Part 2 – Calling Python functions in Excel

Let me introduce another excellent tool – xlwings, which is a Python library that allows us to leverage the power of Python from and with Excel. With it, you can automate Excel spreadsheets, write macros in Python, or write user-defined functions (UDF).

Here, we only focus on how to create user-defined functions in Python and use them in Excel. Check out this tutorial if you need help with xlwings setup, or if you are interested in learning about how to automate Excel or write macros in Python.

Setting up the Excel file

  1. In Excel, open File -> Excel Options -> Trust Center -> Trusted Center Settings -> Macro Settings. Check the box to enable Trust access to the VBA project object model.
  2. Install the xlwings Excel addin, download the xlwings.xlam file here: https://github.com/xlwings/xlwings/releases
  3. Double click the downloaded xlwings.xlam file to install it. In Excel, open Developer -> Add-Ins, make sure the xlwings addin is properly installed.xlwings-Excel-addin
  4. Open the VBA editor (Developer -> Visual Basic or press Alt + F11).
  5. Check xlwings box under Tools -> References. Save and close the VBA editor.VBA-editor-xlwings
  6. Now you should see an Excel tab appear for xlwings.
  7. Save this Excel file on your computer. I’m naming my file as “Tracker.xlsb”.

Setting up the Python script

The setup in Python is a lot easier compared to what we just did in Excel. Since we are creating user defined functions (UDF), we need to write a function in Python, and the function has to return some data to us. We did this in part 1 of the tutorial. Then, follow the below steps:

  1. Inside the Python code, right above the Python function, add a decorator line @xw.func. This decorator will allow you to use call Python functions from Excel.
  2. Place this Python script in the same directory as the Excel file that we just saved.
  3. Name the Python script with the same name as the Excel file.

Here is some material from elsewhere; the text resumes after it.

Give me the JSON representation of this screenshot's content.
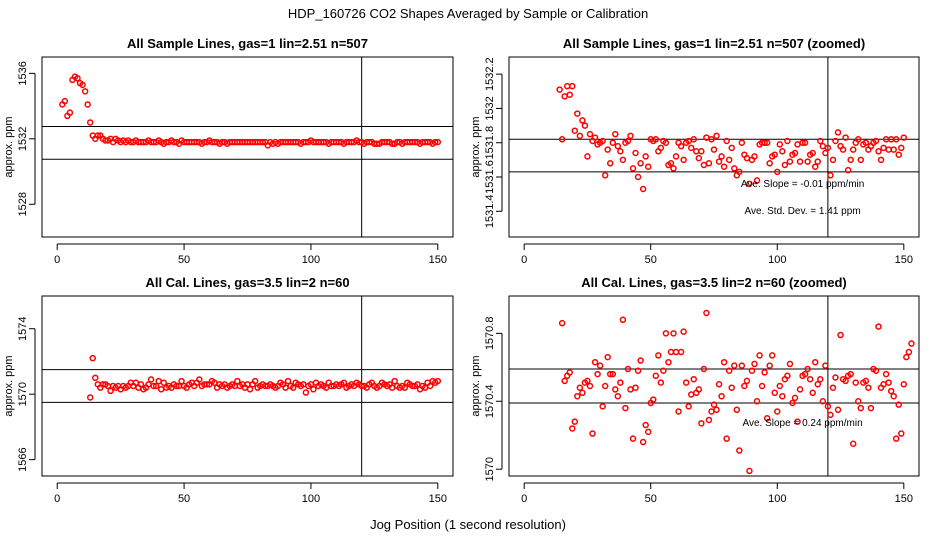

The Excel file can be either .xlsm or .xlsb format.xlwings-folder-setup

Now the setup is complete. One last step we need to do is to load the Python function into Excel. We do this by clicking on the Import Functions in the xlwings tab in Excel. Remember, every time we make a change in the Python code, we need to re-import it here.

xlwings tab in Excel

It’s testing (and fun) time!

Our user defined function get_stock() can return multiple data points in Excel by using an array formula. If you don’t know how to enter an array formula, here’s what you need to do to create one, using the below screenshot as an example.

  1. Select a range in Excel (B4:L4)
  2. Enter the formula inside the formula bar (=get_stock(A4,$B$1:$L$1))
  3. Simultaneously press Ctrl + Shift + Enter

To re-cap, now you know how to:

  1. Scrape website with Python using requests and BeautifulSoup
  2. Use xlwings to create user defined functions (UDF) in Python and call them within Exce

Enjoy your new stock tracker spreadsheet!


  1. Just came across your blog, and it is quite exciting to say the least. You have opened my eyes to a whole new world. I have been using VBA for a long time, but the tool set within python is sooooo much more powerful and know you are joining together two worlds. AMAZING!

    I wanted to take a look at your stock workbook referenced above, but there does not seem to be any file to download… I look forward to learning from you! cheers,

    1. Hi Mark,

      Thanks for stopping by and pointing out the link is not working. I didn’t realize the file was missing and I couldn’t find it on my disk either. Do not worry though – I’ll recreate it and upload it tomorrow.

      I totally get how you are feeling – I went through that “wow” moment too 🙂

      This tutorial only showed a tip of what xlwings can do, and I’m working on something to expand that. If there’s anything you are interested to know, feel free to drop me a note!